With this study we were able to show that young adults of the German population have been continuously exposed to NMP and NEP at least since 1991, up to 2014. While exposure to NMP has been expected due to its wide field of (mainly industrial) applications, the ubiquitous exposure to NEP (previously marketed as a substitution product to NMP) came unexpected. For NEP, the sources of past exposures need to be unveiled. We did not observe an effect of regulatory measures enacted in recent years in the EU (2009–2013) on lowering alkyl pyrrolidone exposures in our study population. However, metabolite concentrations in all ESB samples were clearly below the HBM values for NMP and NEP derived by the German HBM Commission. A cumulative risk assessment by calculation of the hazard index (HI) based on the HBM I values of NMP and NEP as acceptable levels revealed a maximum HI of 0.09 which is clearly below 1, the level that would indicate a combined exposure above HBM I. Consequently, the results based on the ESB study population do not raise toxicological concerns towards the level of combined NMP and NEP exposure.

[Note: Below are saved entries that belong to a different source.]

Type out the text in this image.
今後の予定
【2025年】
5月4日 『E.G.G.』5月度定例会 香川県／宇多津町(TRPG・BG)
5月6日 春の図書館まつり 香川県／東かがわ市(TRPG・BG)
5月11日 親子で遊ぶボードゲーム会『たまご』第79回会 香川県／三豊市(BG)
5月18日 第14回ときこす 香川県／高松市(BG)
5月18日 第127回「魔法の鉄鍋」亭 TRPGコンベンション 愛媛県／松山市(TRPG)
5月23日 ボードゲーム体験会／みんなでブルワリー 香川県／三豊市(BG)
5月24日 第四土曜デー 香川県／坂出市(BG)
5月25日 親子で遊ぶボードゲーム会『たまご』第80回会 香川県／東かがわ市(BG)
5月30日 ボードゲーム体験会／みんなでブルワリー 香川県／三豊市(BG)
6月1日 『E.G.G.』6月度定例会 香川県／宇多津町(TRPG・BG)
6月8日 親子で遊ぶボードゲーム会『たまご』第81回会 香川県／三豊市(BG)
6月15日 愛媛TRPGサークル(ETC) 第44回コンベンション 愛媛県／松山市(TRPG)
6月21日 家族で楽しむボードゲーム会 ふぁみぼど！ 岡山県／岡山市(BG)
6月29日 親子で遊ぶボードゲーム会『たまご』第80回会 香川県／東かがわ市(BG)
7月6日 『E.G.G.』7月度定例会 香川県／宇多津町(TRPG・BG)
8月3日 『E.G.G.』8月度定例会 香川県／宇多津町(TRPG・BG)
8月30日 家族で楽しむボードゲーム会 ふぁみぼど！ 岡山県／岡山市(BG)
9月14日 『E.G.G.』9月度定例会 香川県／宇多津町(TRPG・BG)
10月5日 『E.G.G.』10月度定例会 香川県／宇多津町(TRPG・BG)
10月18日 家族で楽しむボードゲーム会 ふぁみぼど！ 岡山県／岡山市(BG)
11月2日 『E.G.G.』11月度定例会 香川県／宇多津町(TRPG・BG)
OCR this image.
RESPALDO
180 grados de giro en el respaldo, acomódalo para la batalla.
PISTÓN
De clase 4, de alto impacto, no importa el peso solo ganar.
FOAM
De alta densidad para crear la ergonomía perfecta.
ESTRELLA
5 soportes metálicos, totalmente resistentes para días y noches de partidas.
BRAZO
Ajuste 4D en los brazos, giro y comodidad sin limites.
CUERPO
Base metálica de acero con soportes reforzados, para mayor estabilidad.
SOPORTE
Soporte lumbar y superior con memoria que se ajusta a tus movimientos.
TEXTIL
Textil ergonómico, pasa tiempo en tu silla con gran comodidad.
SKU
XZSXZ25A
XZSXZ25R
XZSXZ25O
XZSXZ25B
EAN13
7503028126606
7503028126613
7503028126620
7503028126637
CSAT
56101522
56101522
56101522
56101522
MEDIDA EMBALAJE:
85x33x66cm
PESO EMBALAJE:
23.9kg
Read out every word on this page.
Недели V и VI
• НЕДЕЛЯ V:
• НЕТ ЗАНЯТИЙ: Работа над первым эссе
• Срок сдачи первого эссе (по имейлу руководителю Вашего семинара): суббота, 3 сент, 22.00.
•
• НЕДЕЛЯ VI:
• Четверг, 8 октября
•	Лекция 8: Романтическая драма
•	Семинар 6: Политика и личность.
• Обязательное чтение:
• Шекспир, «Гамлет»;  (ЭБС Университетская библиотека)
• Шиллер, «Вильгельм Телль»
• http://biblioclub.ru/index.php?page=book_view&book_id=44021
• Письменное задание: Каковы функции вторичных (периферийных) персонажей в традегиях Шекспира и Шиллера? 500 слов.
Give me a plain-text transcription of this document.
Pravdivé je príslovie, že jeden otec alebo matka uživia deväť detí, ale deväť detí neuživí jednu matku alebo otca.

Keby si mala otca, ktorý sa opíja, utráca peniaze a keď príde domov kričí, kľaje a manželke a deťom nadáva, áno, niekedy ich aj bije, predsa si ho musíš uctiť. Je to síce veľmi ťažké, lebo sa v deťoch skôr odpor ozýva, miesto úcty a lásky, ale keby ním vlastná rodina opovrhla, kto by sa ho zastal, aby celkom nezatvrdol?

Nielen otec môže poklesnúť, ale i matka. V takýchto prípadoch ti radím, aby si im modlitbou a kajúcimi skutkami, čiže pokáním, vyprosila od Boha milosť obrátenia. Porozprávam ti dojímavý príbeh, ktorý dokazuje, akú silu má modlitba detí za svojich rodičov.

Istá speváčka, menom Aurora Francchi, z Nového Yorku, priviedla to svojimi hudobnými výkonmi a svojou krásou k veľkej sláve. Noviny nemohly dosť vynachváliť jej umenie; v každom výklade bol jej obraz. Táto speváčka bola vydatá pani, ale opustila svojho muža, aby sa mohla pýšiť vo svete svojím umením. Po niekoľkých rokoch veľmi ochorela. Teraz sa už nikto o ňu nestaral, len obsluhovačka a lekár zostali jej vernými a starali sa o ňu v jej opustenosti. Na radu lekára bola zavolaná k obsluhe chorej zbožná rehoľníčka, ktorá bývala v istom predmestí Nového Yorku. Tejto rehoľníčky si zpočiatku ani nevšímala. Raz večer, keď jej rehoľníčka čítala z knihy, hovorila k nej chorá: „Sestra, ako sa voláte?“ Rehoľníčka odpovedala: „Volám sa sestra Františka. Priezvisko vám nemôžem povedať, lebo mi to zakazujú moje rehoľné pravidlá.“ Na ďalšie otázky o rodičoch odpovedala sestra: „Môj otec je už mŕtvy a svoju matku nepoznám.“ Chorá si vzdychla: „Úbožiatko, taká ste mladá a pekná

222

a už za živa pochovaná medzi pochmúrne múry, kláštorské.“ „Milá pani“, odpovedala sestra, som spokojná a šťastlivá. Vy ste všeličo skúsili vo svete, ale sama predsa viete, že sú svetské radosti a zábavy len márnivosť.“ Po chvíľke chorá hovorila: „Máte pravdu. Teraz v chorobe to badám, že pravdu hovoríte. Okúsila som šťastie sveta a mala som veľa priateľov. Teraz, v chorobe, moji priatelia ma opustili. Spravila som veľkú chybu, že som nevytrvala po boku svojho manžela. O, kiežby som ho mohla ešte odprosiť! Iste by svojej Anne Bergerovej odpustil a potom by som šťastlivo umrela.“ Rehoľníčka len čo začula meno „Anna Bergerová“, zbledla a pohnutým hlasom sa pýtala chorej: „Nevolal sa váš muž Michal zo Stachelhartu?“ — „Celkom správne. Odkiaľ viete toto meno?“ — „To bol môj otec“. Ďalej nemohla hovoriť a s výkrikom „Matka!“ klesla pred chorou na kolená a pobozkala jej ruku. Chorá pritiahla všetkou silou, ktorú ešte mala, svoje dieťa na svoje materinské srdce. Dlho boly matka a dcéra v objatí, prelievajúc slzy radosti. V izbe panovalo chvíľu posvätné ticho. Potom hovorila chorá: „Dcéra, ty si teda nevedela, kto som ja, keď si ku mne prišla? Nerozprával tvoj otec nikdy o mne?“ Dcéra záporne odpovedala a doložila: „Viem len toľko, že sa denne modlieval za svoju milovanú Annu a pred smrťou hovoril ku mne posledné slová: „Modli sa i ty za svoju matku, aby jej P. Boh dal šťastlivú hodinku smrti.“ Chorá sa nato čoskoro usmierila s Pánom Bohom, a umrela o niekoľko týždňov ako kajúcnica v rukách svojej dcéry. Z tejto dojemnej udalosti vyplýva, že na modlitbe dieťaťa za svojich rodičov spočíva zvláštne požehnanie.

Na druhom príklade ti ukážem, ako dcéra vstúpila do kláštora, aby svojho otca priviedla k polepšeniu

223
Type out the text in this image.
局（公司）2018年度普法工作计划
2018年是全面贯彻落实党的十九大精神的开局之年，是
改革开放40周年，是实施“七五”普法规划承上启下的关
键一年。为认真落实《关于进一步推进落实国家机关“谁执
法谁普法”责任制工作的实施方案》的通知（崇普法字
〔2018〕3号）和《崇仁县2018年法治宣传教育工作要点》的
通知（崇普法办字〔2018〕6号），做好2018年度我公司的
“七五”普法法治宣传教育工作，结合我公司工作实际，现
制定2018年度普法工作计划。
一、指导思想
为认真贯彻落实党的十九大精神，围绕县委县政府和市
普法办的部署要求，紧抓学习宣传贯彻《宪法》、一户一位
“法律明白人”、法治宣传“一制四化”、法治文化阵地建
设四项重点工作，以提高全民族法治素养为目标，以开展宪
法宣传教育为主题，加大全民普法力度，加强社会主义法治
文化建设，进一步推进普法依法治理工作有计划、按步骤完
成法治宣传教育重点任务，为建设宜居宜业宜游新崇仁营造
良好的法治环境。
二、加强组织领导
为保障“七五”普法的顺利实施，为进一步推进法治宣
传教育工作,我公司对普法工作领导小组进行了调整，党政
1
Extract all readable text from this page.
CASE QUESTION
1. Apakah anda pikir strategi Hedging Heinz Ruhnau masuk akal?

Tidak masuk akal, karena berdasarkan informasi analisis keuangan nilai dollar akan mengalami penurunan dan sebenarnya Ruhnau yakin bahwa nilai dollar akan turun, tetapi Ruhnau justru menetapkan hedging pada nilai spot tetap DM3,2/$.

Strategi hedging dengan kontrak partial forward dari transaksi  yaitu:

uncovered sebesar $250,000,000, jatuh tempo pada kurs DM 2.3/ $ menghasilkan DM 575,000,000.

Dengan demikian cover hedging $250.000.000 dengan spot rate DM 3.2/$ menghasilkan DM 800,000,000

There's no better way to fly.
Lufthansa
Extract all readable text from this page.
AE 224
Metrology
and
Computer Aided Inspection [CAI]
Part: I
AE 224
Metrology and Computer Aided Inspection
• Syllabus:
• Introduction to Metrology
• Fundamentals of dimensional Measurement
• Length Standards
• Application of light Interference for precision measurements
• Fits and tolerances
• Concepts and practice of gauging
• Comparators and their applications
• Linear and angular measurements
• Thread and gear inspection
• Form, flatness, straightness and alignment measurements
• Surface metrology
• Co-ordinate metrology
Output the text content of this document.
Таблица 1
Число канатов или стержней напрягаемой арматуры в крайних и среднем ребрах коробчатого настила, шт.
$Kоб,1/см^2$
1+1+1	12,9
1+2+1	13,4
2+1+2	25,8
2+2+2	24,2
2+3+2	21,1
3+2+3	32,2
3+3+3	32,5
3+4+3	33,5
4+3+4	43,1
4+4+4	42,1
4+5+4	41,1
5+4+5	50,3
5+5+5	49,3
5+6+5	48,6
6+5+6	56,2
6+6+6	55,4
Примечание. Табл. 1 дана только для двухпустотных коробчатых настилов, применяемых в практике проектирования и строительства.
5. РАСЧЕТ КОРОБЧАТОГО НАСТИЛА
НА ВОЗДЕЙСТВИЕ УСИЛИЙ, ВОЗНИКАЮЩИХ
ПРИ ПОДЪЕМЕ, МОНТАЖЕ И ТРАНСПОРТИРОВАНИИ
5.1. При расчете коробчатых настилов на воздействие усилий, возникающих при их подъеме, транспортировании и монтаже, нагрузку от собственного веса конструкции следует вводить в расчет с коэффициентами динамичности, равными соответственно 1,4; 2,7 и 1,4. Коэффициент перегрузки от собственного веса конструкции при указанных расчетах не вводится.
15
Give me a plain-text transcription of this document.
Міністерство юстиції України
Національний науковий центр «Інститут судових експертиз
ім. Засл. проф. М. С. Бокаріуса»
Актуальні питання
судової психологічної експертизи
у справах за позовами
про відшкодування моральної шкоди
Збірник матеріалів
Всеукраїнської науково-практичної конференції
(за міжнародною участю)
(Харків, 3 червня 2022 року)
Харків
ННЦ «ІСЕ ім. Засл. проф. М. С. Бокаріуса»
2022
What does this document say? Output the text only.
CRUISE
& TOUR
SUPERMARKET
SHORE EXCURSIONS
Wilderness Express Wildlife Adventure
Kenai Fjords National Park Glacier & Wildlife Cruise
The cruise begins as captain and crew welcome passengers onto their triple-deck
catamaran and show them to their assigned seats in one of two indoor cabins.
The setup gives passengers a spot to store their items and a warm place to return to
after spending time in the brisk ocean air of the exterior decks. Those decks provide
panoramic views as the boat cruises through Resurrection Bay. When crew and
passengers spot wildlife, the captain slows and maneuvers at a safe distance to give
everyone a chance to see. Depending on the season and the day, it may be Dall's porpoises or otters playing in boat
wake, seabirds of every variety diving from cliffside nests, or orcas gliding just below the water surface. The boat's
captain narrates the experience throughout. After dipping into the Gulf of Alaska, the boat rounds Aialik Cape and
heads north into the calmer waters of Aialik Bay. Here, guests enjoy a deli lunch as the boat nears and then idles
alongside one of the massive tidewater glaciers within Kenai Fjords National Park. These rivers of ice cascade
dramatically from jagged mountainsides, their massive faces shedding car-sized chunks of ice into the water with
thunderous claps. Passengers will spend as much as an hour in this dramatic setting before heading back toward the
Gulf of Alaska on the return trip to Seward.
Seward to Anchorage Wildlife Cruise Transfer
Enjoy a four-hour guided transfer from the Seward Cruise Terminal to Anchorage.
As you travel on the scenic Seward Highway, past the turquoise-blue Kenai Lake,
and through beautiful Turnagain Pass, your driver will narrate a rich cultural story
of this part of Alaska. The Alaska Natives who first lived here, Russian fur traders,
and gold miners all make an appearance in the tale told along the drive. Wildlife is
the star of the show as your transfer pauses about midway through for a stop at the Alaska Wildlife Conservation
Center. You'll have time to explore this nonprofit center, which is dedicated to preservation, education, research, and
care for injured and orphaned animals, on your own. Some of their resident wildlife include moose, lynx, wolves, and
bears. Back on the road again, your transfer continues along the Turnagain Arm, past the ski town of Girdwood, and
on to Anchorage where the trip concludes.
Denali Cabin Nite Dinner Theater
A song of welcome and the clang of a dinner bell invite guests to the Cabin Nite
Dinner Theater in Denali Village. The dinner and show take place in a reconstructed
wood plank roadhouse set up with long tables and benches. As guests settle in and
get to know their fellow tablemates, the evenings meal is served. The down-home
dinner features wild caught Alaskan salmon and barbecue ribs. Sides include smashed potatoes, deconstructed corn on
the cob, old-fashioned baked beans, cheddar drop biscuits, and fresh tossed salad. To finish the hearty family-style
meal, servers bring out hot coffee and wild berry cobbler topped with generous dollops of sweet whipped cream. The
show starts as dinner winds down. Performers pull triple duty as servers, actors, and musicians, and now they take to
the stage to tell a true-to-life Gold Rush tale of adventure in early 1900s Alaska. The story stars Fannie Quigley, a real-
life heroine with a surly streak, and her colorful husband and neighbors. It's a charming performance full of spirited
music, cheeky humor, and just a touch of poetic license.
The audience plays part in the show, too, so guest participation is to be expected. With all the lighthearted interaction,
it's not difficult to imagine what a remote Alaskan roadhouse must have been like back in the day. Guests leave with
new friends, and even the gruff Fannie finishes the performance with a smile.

Ongoing measurements of 24-h urine samples of the ESB in the next years may investigate the possible effect of the regulatory measures imposed in the meantime on both alkyl pyrrolidones. In addition, study populations other than the ESB (20–30-year-old university students) should be investigated to broaden the database on exposure to alkyl pyrrolidones in the full German population, including susceptible subpopulations. Surveys such as GerES (German Environmental Survey) (Becker et al. 2007) could answer this question for other subpopulations like infants and children.